President Javier Milei says Argentina isn’t ready to lift its strict currency controls and that there is no set date for their removal.
The head of state made the remarks during an interview with the Financial Times. He said imposing a schedule would be to act as a “central planner,” which goes against his ideology.
“We are not communists, we are libertarians,” Milei told the FT. “There is a philosophical question behind this, which is that I cannot set dates because I don’t think like a central planner. We think in terms of a regime of freedom.”
Milei, 53, indicated that inflation would have to fall and other economic indicators would have to improve first.

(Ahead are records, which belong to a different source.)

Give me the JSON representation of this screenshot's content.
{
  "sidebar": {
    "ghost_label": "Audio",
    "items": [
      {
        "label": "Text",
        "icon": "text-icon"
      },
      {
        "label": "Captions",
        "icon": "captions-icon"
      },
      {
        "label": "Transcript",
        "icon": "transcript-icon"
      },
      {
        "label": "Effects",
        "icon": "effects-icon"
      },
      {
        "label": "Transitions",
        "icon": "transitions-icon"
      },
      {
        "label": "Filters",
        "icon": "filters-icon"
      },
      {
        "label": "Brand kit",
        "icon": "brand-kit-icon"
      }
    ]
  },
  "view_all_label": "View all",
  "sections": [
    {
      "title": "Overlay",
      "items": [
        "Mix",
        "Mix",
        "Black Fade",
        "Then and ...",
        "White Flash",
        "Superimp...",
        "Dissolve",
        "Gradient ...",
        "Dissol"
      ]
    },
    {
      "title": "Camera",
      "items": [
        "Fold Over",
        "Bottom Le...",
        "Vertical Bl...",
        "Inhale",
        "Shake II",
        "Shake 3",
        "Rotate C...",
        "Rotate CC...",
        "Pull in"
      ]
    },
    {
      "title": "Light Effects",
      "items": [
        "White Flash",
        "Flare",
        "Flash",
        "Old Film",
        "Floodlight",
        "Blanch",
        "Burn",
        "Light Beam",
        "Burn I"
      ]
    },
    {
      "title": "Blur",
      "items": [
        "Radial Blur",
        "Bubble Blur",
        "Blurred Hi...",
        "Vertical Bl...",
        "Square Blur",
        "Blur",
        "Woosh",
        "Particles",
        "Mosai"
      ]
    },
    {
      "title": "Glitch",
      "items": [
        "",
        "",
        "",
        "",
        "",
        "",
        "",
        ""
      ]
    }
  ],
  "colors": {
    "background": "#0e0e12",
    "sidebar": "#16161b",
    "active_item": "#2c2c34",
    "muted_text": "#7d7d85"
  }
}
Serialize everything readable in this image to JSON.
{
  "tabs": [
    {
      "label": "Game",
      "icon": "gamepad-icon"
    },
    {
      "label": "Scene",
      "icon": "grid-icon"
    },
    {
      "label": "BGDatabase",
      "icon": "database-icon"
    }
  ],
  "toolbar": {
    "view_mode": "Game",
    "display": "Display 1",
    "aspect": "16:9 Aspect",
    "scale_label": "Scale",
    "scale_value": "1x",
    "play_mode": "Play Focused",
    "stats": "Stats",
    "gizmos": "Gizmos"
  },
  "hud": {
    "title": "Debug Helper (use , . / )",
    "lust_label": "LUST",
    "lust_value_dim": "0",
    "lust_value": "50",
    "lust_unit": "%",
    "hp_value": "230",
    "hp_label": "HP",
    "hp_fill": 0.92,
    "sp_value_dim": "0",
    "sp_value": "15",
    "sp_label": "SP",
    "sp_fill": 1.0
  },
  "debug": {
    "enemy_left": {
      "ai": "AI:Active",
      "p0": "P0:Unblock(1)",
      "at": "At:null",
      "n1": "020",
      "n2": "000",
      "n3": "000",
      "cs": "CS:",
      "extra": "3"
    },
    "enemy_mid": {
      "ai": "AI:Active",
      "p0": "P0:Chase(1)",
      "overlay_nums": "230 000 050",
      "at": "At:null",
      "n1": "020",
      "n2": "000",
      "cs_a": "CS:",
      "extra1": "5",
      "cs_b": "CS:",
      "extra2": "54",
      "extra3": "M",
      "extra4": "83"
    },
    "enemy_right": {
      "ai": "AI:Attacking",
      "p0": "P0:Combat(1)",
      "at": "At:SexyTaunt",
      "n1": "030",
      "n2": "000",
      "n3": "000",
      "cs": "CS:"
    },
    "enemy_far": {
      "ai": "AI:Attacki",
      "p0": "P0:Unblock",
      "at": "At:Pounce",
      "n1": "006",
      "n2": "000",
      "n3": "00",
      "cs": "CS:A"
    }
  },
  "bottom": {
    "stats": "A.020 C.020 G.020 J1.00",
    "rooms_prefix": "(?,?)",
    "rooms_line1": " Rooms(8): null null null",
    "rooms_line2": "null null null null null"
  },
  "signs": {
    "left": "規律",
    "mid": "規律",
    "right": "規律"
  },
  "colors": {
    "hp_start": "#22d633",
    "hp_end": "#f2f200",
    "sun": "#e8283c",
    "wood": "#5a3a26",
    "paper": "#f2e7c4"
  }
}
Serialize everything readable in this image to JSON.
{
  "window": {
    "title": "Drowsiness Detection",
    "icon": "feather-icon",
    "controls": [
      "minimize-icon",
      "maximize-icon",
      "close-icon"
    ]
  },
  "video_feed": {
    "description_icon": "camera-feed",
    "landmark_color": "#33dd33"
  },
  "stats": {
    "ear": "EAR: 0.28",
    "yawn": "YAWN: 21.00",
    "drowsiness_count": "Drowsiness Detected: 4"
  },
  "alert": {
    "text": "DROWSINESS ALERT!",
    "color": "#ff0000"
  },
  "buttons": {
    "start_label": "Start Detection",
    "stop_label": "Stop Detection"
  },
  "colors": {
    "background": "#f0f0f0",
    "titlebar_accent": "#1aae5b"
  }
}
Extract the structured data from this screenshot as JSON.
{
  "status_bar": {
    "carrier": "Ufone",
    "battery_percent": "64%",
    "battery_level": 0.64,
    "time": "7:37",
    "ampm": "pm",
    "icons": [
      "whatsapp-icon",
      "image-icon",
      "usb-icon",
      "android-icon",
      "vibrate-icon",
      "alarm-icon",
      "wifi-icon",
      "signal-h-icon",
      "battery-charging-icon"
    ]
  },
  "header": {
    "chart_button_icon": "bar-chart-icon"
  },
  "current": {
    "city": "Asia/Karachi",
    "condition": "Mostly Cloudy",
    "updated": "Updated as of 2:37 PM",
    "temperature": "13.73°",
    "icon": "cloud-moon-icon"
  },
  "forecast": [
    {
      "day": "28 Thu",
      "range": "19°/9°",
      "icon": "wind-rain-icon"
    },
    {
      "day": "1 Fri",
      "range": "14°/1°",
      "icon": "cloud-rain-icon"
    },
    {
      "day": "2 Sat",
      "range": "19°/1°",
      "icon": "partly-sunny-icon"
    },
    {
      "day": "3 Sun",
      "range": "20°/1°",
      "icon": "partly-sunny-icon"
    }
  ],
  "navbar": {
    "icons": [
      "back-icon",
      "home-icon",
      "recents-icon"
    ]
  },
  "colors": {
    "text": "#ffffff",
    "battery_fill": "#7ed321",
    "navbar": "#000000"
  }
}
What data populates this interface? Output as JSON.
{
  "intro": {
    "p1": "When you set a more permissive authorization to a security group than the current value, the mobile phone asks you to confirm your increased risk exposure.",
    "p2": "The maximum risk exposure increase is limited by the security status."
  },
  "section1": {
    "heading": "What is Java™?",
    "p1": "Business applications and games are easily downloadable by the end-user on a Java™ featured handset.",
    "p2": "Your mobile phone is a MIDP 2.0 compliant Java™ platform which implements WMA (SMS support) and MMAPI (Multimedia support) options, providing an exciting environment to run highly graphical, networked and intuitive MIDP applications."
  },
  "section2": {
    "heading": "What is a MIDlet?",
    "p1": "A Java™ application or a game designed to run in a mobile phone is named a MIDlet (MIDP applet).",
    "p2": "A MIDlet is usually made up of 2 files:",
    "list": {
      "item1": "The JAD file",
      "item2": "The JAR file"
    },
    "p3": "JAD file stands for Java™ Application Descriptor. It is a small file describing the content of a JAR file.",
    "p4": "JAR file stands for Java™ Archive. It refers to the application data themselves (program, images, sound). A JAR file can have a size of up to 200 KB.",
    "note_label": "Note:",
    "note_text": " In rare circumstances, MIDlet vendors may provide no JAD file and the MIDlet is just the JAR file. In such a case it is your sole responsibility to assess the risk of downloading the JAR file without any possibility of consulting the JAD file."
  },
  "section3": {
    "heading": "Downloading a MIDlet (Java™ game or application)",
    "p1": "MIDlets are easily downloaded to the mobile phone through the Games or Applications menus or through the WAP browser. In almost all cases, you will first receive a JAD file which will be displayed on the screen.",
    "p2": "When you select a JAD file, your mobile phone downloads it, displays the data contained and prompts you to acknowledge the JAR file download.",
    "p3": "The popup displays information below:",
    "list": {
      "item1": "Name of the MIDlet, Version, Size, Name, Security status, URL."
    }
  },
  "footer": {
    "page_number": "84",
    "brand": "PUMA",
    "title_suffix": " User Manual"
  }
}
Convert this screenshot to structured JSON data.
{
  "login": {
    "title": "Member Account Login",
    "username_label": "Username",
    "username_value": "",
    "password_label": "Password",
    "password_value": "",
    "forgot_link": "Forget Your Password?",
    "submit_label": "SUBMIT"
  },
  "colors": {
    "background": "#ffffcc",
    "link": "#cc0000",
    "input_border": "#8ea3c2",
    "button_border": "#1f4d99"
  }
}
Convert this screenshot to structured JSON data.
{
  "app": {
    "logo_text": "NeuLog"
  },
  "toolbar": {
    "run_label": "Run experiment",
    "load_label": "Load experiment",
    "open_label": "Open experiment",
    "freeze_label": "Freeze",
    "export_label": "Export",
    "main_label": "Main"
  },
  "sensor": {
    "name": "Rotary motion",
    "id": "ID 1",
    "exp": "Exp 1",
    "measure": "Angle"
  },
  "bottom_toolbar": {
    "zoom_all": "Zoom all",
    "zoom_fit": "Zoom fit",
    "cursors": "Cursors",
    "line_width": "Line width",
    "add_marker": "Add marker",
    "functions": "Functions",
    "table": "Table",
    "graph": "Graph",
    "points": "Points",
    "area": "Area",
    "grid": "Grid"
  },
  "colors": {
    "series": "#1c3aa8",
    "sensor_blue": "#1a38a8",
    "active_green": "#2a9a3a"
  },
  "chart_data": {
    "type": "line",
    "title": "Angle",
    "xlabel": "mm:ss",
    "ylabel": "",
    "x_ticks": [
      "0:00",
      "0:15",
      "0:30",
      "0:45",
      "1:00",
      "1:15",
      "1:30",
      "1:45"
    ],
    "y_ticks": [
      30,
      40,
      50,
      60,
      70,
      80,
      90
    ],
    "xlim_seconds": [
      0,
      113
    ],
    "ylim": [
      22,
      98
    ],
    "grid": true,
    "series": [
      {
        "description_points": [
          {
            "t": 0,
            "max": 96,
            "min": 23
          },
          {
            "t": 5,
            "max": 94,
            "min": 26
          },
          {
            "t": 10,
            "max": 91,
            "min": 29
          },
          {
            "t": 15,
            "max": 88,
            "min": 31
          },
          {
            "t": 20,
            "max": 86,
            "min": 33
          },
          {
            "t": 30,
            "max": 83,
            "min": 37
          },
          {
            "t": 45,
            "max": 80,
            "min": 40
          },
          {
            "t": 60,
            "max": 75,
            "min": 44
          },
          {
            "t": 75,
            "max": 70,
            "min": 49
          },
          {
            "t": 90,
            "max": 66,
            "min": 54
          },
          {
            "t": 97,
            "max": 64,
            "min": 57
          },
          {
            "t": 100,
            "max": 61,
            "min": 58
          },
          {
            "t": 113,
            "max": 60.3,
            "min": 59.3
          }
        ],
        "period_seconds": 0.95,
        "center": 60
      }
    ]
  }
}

He also made it clear that the lifting to foreign exchange controls – known locally as the ‘cepo’ – were not contingent on negotiations with the International Monetary Fund (IMF), with which Argentina has a US$44-billion loan programme.
“We’ve already started lifting some of the regulations within the controls, and we’re doing it on our own,” said Milei, suggesting that his administration is progressing towards a greater liberalisation on its own terms.
“If someone comes and gives us a lot of cash, well then yes, we’ll open [the controls] tomorrow. But we are working as if that isn’t going to happen . . . it’s as if we were extremely risk-averse,” he added.
Economy Minister Luis Caputo, who was interviewed alongside Milei, also questioned the urgency of scrapping the restrictions, saying that while he did not want “to underestimate people looking at currency controls . . . it almost seems childish to focus on whether [they] end in two months, three, five or eight. That doesn’t matter.”
Caputo claimed that when he meets investors, “nobody asks about currency controls.”
The minister will travel to Washington to take part in the annual autumn meeting of the northern hemisphere of the IMF and the World Bank, where he will try to make headway in the preparation of a new financial programme for Argentina.